Expedia Group said in a tweet: “We recently adjusted our animal welfare policy. As a result, attractions and activities that involve performances by or interactions with dolphins and other cetaceans will no longer be available on our sites.”
The company told the PA news agency that the change “will take time to implement and we intend to complete the process by 2022”.
The Expedia website says: “We prohibit activities that feature interactions with or performances by dolphins, whales, and other cetaceans.
“Seaside sanctuaries that provide captive animals with a permanent seaside living environment are allowed if they are accredited and do not feature interactions or performances.”
Wildlife charity World Animal Protection voiced hope that the “amazing news” would trigger change throughout the industry.
Campaign manager Katheryn Wise said: “Travel companies play a huge role in driving captive dolphin entertainment and as one of the largest travel companies in the world we are delighted that Expedia Group are making a stand.
“It’s time for other travel giants like Tui to do the right thing and follow suit.”
World Animal Protection pledged to continue campaigning “to stop the cruel commercial exploitation of dolphins and other wildlife by tourism and other industries that profit from their suffering”.

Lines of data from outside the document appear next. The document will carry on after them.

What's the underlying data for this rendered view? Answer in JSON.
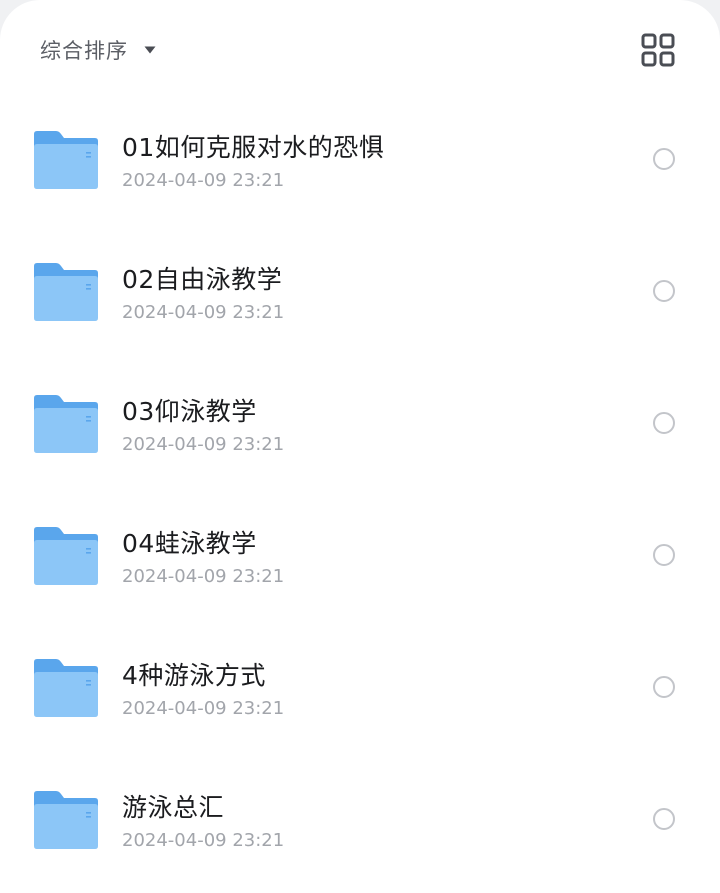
{
  "toolbar": {
    "sort_label": "综合排序",
    "sort_icon": "caret-down-icon",
    "view_icon": "grid-view-icon"
  },
  "colors": {
    "folder_back": "#5aa6ec",
    "folder_front": "#8cc6f7",
    "title_text": "#1b1c1f",
    "meta_text": "#a2a5ab",
    "radio_border": "#c3c5ca"
  },
  "files": [
    {
      "name": "01如何克服对水的恐惧",
      "date": "2024-04-09 23:21",
      "icon": "folder-icon"
    },
    {
      "name": "02自由泳教学",
      "date": "2024-04-09 23:21",
      "icon": "folder-icon"
    },
    {
      "name": "03仰泳教学",
      "date": "2024-04-09 23:21",
      "icon": "folder-icon"
    },
    {
      "name": "04蛙泳教学",
      "date": "2024-04-09 23:21",
      "icon": "folder-icon"
    },
    {
      "name": "4种游泳方式",
      "date": "2024-04-09 23:21",
      "icon": "folder-icon"
    },
    {
      "name": "游泳总汇",
      "date": "2024-04-09 23:21",
      "icon": "folder-icon"
    }
  ]
}
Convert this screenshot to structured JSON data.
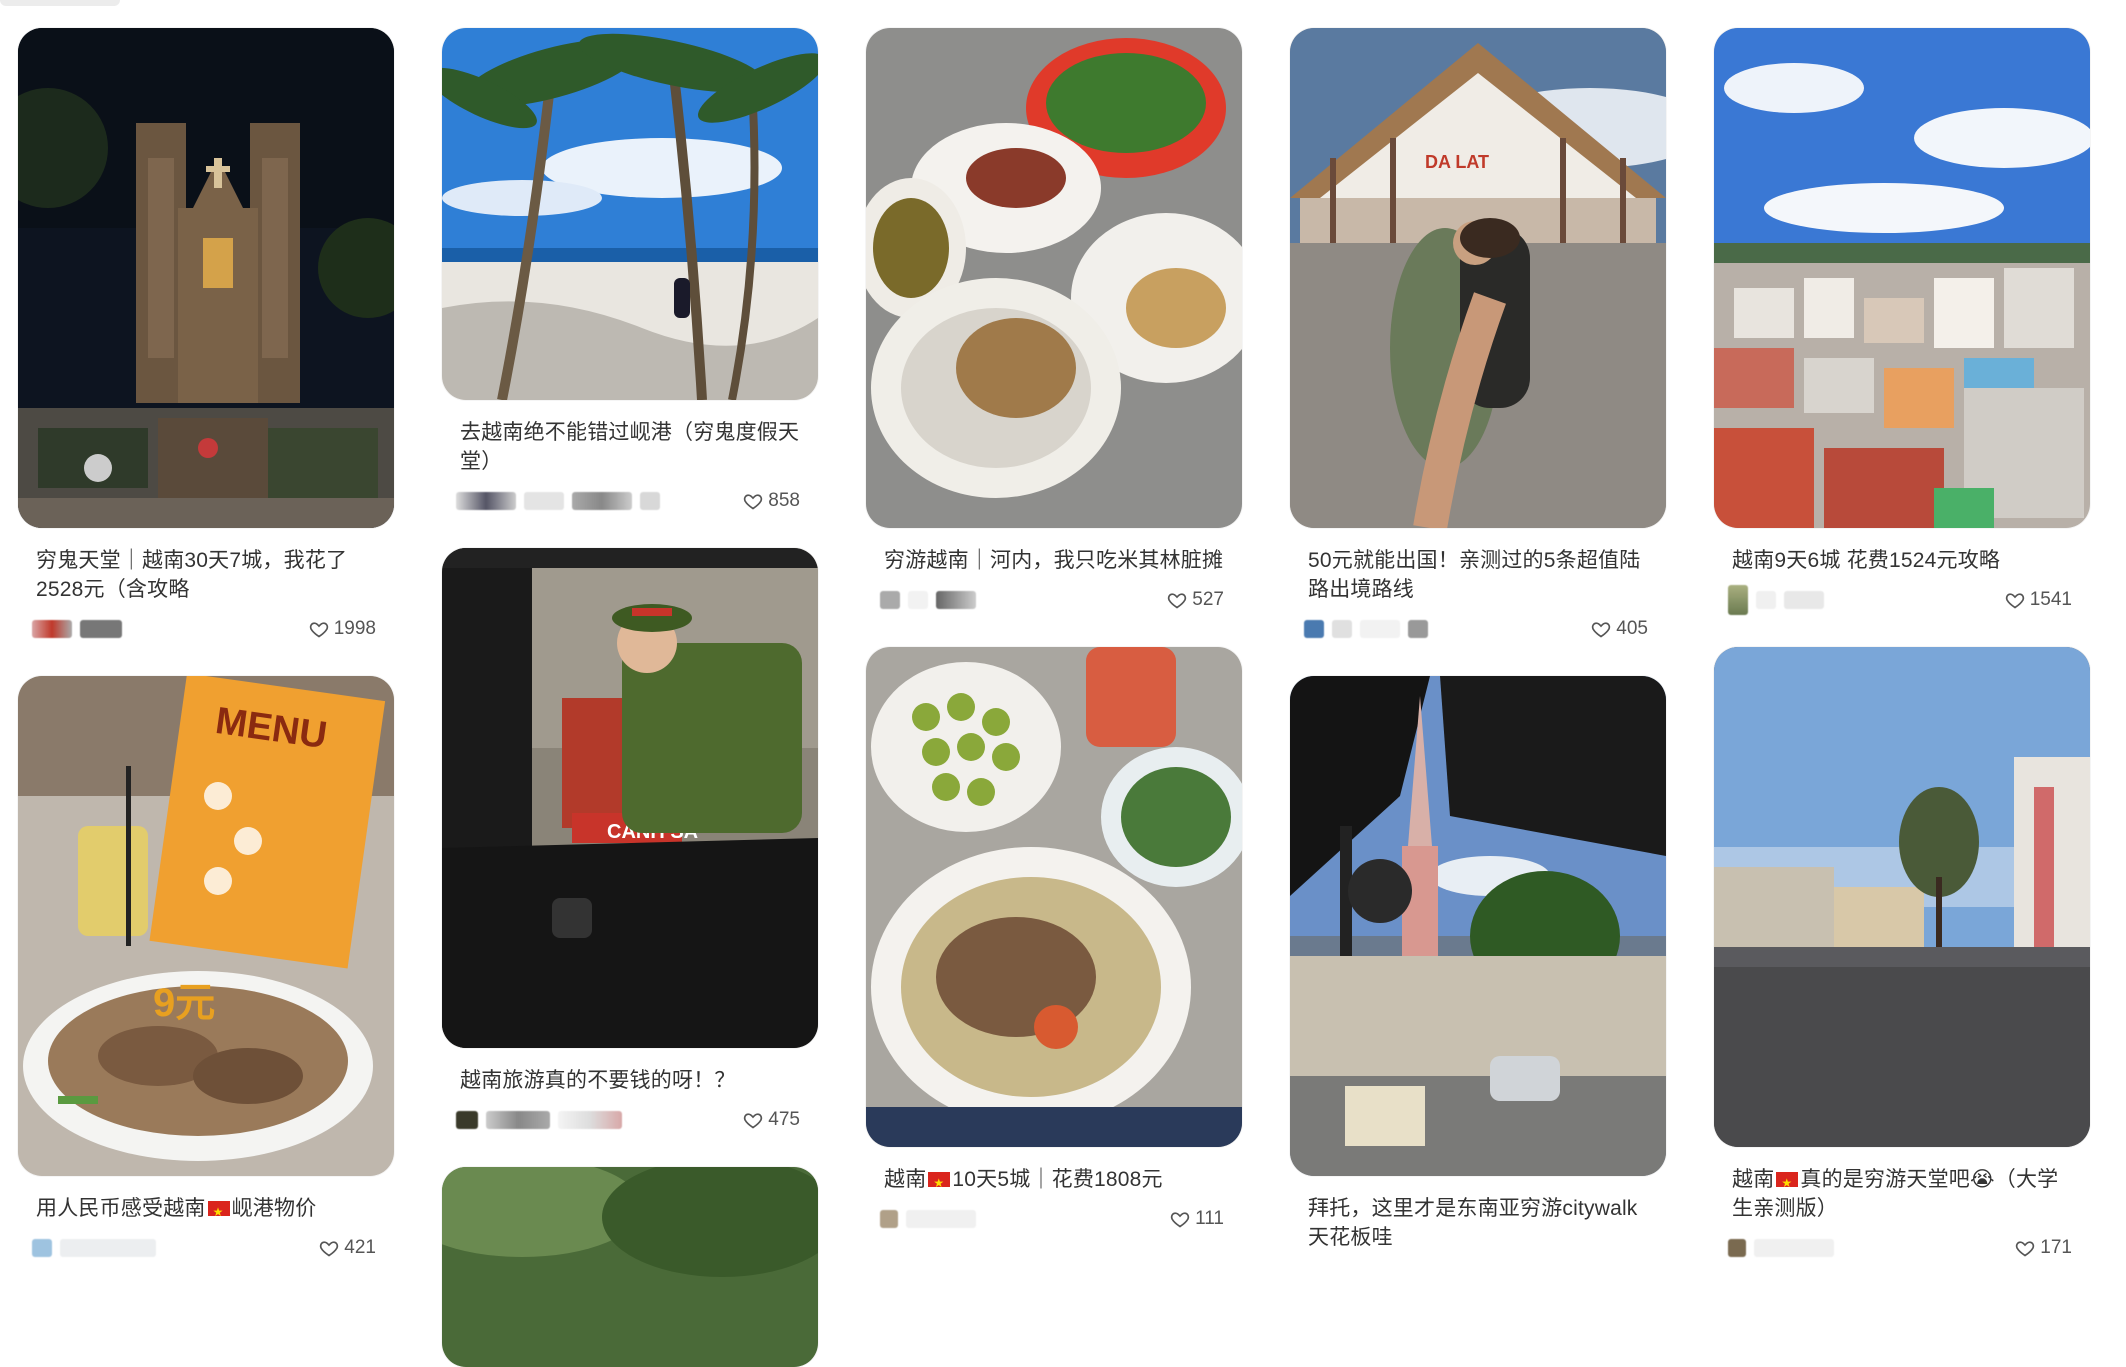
{
  "feed": {
    "cards": [
      {
        "title": "穷鬼天堂｜越南30天7城，我花了2528元（含攻略",
        "likes": "1998"
      },
      {
        "title": "去越南绝不能错过岘港（穷鬼度假天堂）",
        "likes": "858"
      },
      {
        "title": "穷游越南｜河内，我只吃米其林脏摊",
        "likes": "527"
      },
      {
        "title": "50元就能出国！亲测过的5条超值陆路出境路线",
        "likes": "405"
      },
      {
        "title": "越南9天6城 花费1524元攻略",
        "likes": "1541"
      },
      {
        "title_before": "用人民币感受越南",
        "title_after": "岘港物价",
        "likes": "421"
      },
      {
        "title": "越南旅游真的不要钱的呀！？",
        "likes": "475"
      },
      {
        "title_before": "越南",
        "title_after": "10天5城｜花费1808元",
        "likes": "111"
      },
      {
        "title": "拜托，这里才是东南亚穷游citywalk天花板哇",
        "likes": ""
      },
      {
        "title_before": "越南",
        "title_after": "真的是穷游天堂吧😭（大学生亲测版）",
        "likes": "171"
      }
    ],
    "image_text": {
      "menu": "MENU",
      "price_tag": "9元",
      "police_sign": "CANH SA",
      "station_sign": "DA LAT"
    }
  },
  "icons": {
    "like": "heart-outline-icon",
    "flag": "vietnam-flag-icon"
  },
  "colors": {
    "text": "#333333",
    "likes": "#555555",
    "flag_red": "#da251d",
    "flag_star": "#ffde00"
  }
}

Virgin Holidays said in 2019 that it would no longer sell tickets to such attractions and experiences.
Intrepid Travel prompted other companies to follow suit when it ceased all holiday activities that involved elephant rides in 2014.
Abta updated its animal welfare guidelines in January 2020 to class activities with captive elephants and tourist contact or feeding of great apes, bears, crocodiles or alligators, orcas, sloths and wildcats as unacceptable.